La incitación al golpe de Estado llega ahora de la mano de quienes forman el disco duro del proyecto unificador y nostálgico hispano. Desde la Iglesia, la asociación de fiscales, la Guardia Civil, la Policía, el Ejército, los bancos, la patronal, la «intelectualidad» y, sobre todo, desde el PPJ (Partido del Poder Judicial), las manifestaciones han sido tan sostenidas que a uno se le eriza la piel. No tengo dudas de que, de producirse décadas antes, el golpe de Estado se hubiera engendrado, abocando a las cunetas a decenas de miles de hombres y mujeres y atiborrando nuevamente las cárceles. Hoy, sin embargo, los golpes de Estado no se rigen, con excepciones, con las técnicas definidas por Curzio Malaparte. El lawfare (eufemísticamente conocido como «golpe blando») se llevó por delante gobiernos progresistas como en Haití, Paraguay, Honduras, Brasil o Bolivia. Y criminalizó a otras oposiciones también disidentes del modelo de Estado, como en Guatemala, Colombia... Catalunya o Hego Euskal Herria para evitar que construyeran una alternativa.
Desde ciertas instancias, en particular cuando las incitaciones al golpe de Estado se han producido desde el Ejército español, el análisis ha sido leve: «están en la reserva y ya no tienen poder de decisión». Pero no es acertado. El hecho endogámico, en el Ejército y en la Guardia Civil especialmente, tiene un peso personal pero también político. Habría que recordar que los generales de división, capitanes generales, tenientes coroneles, y demás, hoy licenciados, fueron no hace mucho la vanguardia en los conflictos territoriales en España. Los que impusieron una estrategia determinada.

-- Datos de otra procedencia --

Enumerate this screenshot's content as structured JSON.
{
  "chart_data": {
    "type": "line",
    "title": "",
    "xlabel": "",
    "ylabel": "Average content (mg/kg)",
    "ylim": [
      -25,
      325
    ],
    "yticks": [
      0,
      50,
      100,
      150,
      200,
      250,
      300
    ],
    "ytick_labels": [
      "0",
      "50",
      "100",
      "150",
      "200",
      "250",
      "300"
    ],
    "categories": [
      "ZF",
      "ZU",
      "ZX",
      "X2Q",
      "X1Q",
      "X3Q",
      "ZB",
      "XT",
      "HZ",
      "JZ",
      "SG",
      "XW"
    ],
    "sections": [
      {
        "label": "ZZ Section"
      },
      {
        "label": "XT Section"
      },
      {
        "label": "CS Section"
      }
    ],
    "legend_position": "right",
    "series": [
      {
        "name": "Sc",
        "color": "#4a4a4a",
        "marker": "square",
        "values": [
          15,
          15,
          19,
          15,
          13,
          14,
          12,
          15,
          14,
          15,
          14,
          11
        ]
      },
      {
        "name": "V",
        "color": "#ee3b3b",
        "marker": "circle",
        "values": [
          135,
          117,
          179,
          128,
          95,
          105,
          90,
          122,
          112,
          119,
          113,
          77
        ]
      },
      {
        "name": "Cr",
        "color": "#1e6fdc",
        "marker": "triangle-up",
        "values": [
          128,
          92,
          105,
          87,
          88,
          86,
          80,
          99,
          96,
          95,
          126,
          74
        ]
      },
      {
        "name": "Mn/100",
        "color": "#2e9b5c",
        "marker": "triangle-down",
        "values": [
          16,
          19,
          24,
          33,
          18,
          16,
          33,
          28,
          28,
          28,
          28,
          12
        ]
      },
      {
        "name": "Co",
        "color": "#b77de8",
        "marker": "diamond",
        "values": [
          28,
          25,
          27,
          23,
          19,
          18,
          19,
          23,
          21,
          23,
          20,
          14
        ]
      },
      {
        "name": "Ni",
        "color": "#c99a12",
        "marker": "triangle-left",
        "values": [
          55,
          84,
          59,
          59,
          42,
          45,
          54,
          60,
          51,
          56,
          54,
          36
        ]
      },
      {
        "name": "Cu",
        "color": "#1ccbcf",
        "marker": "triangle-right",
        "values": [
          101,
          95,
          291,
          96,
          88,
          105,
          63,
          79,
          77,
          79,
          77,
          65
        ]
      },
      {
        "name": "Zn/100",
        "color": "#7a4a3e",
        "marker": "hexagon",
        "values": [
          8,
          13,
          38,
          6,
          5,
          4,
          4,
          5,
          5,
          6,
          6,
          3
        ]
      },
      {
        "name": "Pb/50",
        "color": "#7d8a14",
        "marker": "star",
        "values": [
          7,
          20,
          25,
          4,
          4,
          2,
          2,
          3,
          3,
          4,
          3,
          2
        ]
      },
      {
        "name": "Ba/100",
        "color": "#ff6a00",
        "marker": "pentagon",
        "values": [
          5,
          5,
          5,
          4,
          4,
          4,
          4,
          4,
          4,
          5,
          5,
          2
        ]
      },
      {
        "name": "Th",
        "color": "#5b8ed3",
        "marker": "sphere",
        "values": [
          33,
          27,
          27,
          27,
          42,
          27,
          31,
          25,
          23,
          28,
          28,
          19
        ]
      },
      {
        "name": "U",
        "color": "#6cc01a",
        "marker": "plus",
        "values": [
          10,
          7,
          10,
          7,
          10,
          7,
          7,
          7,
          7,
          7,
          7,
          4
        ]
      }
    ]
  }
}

Por poner un ejemplo ilustrativo. La AMD (Asociación de Militares Españoles), ya retirados, que es la que pedía la intervención del Ejército para derrocar al Ejecutivo de Pedro Sánchez, ilustra su manifiesto golpista con la fotografía de la rueda de prensa que ETA ofreció en Talence (Burdeos) en 1973 para reivindicar el tiranicidio de Carrero Blanco. Asociación de ideas lo llaman. Varios de estos generales jubilados continúan en activo en empresas asistenciales, alguna de ellas, por cierto, subcontratadas por instituciones provinciales vascas.
La enjundia alcanza, asimismo, al PPJ, convertido en el principal actor de la política española, tanto para avalar proyectos sociales y nostálgicos, como para mirar hacia otro lado cuando se trata de guardar las espaldas de sus soportes públicos. Las manifestaciones de quienes supuestamente deben imparcialidad apoyando las tesis de Abascal y Feijoo recuerdan a las de una monarquía bananera. El mantra de «España es una democracia consolidada», repetido hasta la saciedad por unos y otros, baila a la par del «excusatio non petita, accusatio manifesta». ¿Tan seguros están de sus cimientos? ¿O necesitan de nuevo la fuerza?